Ben Mehmet AKİF ile Vahdettin’i asla bir tutamam. Çünkü Cumhuriyet döneminde yapılan yenilikleri benimsememiş olsa bile Mehmet Akif ERSOY’un gerçek bir vatansever olduğunu biliyorum. Bunu, Çanakkale Şehitlerine ve İstiklal Marşı şiirlerinden biliyorum. Vatansever olmayan bir insan bu şiirleri asla yazamazdı. Tarihi tarihte bırakmayı asla bilmeyen bir toplumuz biz; oysa ki her törende İstiklal Marşı okuyoruz, yani Akif’i anıyoruz. Ekmeleddin beyi Mehmet Akif nedeniyle suçlarsanız, o takdirde yeni bir İstiklal Marşı yazdırmanız gerekebilir. 
Doğan Kuban’ın “Toplumsal Şizofreni” diye bir yazısını okumuştum yıllar önce. O gün bu gündür bu tamlama aklıma takıldı. Şizofreni, gerçekle bağlantıyı koparma, hayal dünyasında yaşama ve mantıklı düşünememe şeklinde tanımlamıyor. Son günlerde yaşadıklarımızın da tam bir toplumsal şizofreni olduğunu düşünmeye başladım. 
Musul’da konsolosluk çalışanları dahil, 100 kişiye yakın insanımız kaçırılmış, biz ise sabahtan akşama kadar faraziyeler üzerinden Ekmeleddin İHSANOĞLU’nu tartışıyoruz. İŞİD terörü ülkemizin güney sınırlarını ve dolayısıyla hepimizi tehdit ediyor. Ülkenin sürüklendiği felaketi görüp, partiler üstü bir aday çıkararak, gayet mantıklı bir iş yapan CHP ve MHP liderleri topa tutulup Amerikan ajanı ilan ediliyor. DYP, DSP, BBP ise CHP ve MHP’ye destek mesajları vererek, ortak bir Cumhurbaşkanı adayı fikrine destek oluyorlar. Ancak gelin görün ki özellikle CHP tabanı, bir grup milletvekili ve benim de saygı duyduğum pek çok yazar-düşünür ve toplumsal kanaat önderi bu muhalif cepheye karşı çıkarak, Tayyip ERDOĞAN’ın işine yarayacak şekilde kamuoyunu bölüyorlar. Bunu yaparlarken, ATATÜRKÇÜ ve LAİK kimliklerini ön plana koyuyorlar ve samimiyetlerinden hiç kimsenin kuşkusu yok aslında. Ancak Kurtuluş Savaşı önderi ATATÜRK’ün halk cephesini birleştirmek için nasıl bir mücadele verdiğini ve din adamları dahil herkesle nasıl çalıştığını asla unutmasınlar…

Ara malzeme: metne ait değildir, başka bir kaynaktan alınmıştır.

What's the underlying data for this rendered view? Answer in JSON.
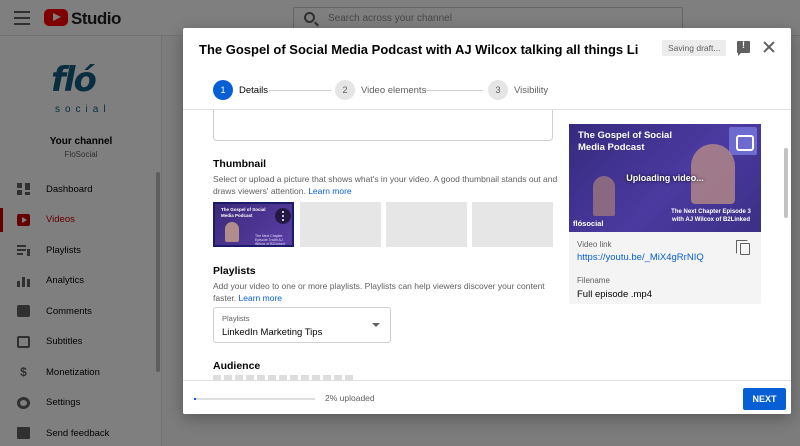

Ekmeleddin beyi yakından tanıyan İlber Ortaylı, Hüsamettin Cindoruk gibi kişiler çok olumlu sözler söylediler. Ancak kamuoyunun da onu tanımaya ihtiyacı var…  
Geç de olsa ben de kafamdaki Cumhurbaşkanı adayını söylemek isterim:  Eski Yargıtay başkanı Sami SELÇUK… 
Zaten hiçbirimizin aklından Ekmeleddin İhsanoğlu geçmiyordu. Bu herkes için sürpriz oldu. Ancak geldiğimiz şu noktada, bildiğimiz ve emin olduğumuz tek şey, Tayyip Erdoğan ve onun noteri Abdullah Gül’den kurtulmamız gerektiğidir…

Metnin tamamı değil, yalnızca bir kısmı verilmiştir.